Hacker News new | ask | show | jobs
by CaptainZapp 1634 days ago
Or even simpler: Don't use your own device for work related stuff.

I can get work email on my device with appropriate software and configuration by my employer.

But why on earth should I ever do that?

1 comments

I want my work calendar to be on my personal device, because I don't want to have two devices. Email comes packaged with the calendar.
My iPhone only downloads email when I tell it too, even when it does it sits in the background. If I’m not working why would I read it?

If I’m on call like I’ve been over Christmas, I’ll be called by a manager sufficiently high up enough, with a charge code for me answering the phone (4 hours at time and a half), and explain why it was so important to do so.

depending on your calendar tooling, you may be able to have calendar events shared between multiple calendars. And I do understand the whole "not wanting more devices", although it can lead to having a harder time separating work from not-work.

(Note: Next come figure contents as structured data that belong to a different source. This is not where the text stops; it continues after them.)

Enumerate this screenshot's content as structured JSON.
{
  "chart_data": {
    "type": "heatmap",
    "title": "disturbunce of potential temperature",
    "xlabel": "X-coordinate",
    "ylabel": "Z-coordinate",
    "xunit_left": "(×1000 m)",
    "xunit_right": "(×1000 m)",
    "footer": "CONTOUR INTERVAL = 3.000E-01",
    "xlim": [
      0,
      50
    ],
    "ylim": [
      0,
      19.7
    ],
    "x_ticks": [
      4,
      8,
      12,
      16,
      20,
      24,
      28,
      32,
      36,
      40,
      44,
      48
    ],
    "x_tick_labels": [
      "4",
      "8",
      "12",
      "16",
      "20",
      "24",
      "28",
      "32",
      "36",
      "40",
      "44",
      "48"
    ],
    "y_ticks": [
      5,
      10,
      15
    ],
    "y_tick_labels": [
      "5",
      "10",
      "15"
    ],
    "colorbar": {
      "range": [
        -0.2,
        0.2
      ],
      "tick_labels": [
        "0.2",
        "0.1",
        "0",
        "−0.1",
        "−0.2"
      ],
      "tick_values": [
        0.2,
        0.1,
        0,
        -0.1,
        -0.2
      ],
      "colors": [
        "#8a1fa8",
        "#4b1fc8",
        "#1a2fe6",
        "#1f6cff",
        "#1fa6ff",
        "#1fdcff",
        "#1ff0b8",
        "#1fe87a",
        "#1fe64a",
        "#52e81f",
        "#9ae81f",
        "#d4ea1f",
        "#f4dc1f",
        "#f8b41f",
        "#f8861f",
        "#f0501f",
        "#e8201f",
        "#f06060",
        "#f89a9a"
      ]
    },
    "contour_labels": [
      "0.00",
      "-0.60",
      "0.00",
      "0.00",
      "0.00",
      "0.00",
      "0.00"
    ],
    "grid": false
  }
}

Personally, I have accepted that the only way I can get a decent-enough separation between "work" and "not-work" is to, as far as possible, separating work devices from personal devices. I have a me-phone, and a work-phone. Unless I am on-call, the work-phone tends to not be near me during not-work-hours, it sometimes gets shut off on weekends (unless, again, on-call). I have a work laptop, and a me-laptop (currently about 80 mm apart), the me-laptop stays closed during work, the work-laptop stays closed outside work.